Figure 6.. mtTFB2, a transcriptional target of Pnt, is required for ISC proliferation and cellular growth.

(A) COBALT Constraint-based multiple alignment (https://www.ncbi.nlm.nih.gov/tools/cobalt/cobalt.cgi) of human NRF2, Drosophila Ets97D, PntP2, and Ets21C protein showing the conserved Pnt and ETS domains. This is a column-based method that highlights highly conserved and less conserved columns based on amino acids’ relative entropy threshold. Alignment columns with no gaps are colored in red (highly conserved) or blue (less conserved). (B) DamID binding peaks (Significant peaks when compared to Dam alone control) of PntP1 and PntP2 upstream of mtTFB2 gene. (C-D) PntP1 and PntP2 up-regulated the expression of CG3909 and mtTFB2 by RNASeq. (E-F) mtTFB2 is sufficient to mildly induce ISC proliferation. Confocal images of posterior midgut. Guts were stained for GFP (green), PH3 (red), mtTFB2-HA (white), and with DAPI (blue). mtTFB2-HA protein localized distinctly in mitochondria. Scale bar is 50μM. (G) Over-expression of mtTFB2 increased mitochondria DNA content in ISCs. Relative mitoDNA content was calculated using the DNA level of two mitochondria genes (CO1 and CO3) relative to two chromosomal genes (Ets21C and β-tub56D). qPCR was performed on total DNA samples extracted from sorted ISCs. Error bar represents SEM. (H) FACS showed mtTFB2 OE increased the percentage of esg^ts>GFP cell in total single live cell. The FCS-Area, MitoTracker-Area, and TMRM-Area of esg+ cell over-expressing mtTFB2 were increased. (I) Knockdown of mtTFB2 or TFAM was sufficient to block proliferation induced by Krn. Confocal images of posterior midguts. Guts were stained for PH3 (red), GFP (green), and with DAPI (blue). Scale bar is 50μM. (J) Flow cytometry unit distribution of FSC-Area, MitoTracker-Area, and TMRM-Area of 4C state esg^ts>GFP cells. mtTFB2 knockdown impacted cell size, mitochondria size and activity in both physiological conditions and upon EGFR signaling activation. (K) mtTFB2 and TFAM are necessary for ISC proliferation induced by P.e. infection. Confocal images of posterior midguts, with and without P.e. infection. Scale bar is 50μM. (L-M) Quantification of PH3 positive cells in whole guts. (N) Image of esg^ts F/O driving mtTFB2 knockdown for 21 days, showing that clone formation requires mtTFB2. Scale bar is 50μM. (O) Survival assay showing that mtTFB2 knockdown in the esg lineage significantly reduced the life span of flies. See also Figure S6.

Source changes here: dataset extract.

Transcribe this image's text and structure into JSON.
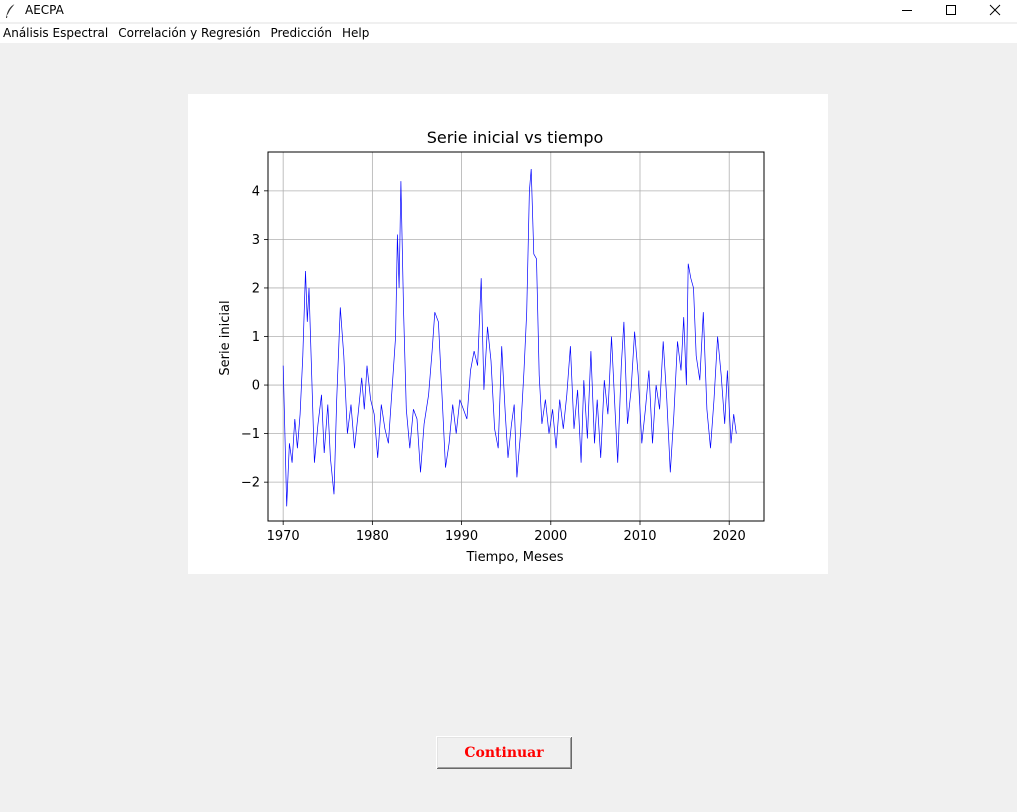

Figure 7.. Effects of EGFR signaling on ISC gene expression and metabolism.

We show the effects of upregulating EGFR signaling in the ISC nucleus (blue), mitochondrion (yellow), and cytoplasm (grey). Green arrows indicate example processes, gene products, and metabolites that are up-regulated by EGFR signaling in response to the EGFR-dependent transcription factors Cic, Pnt and Ets21C.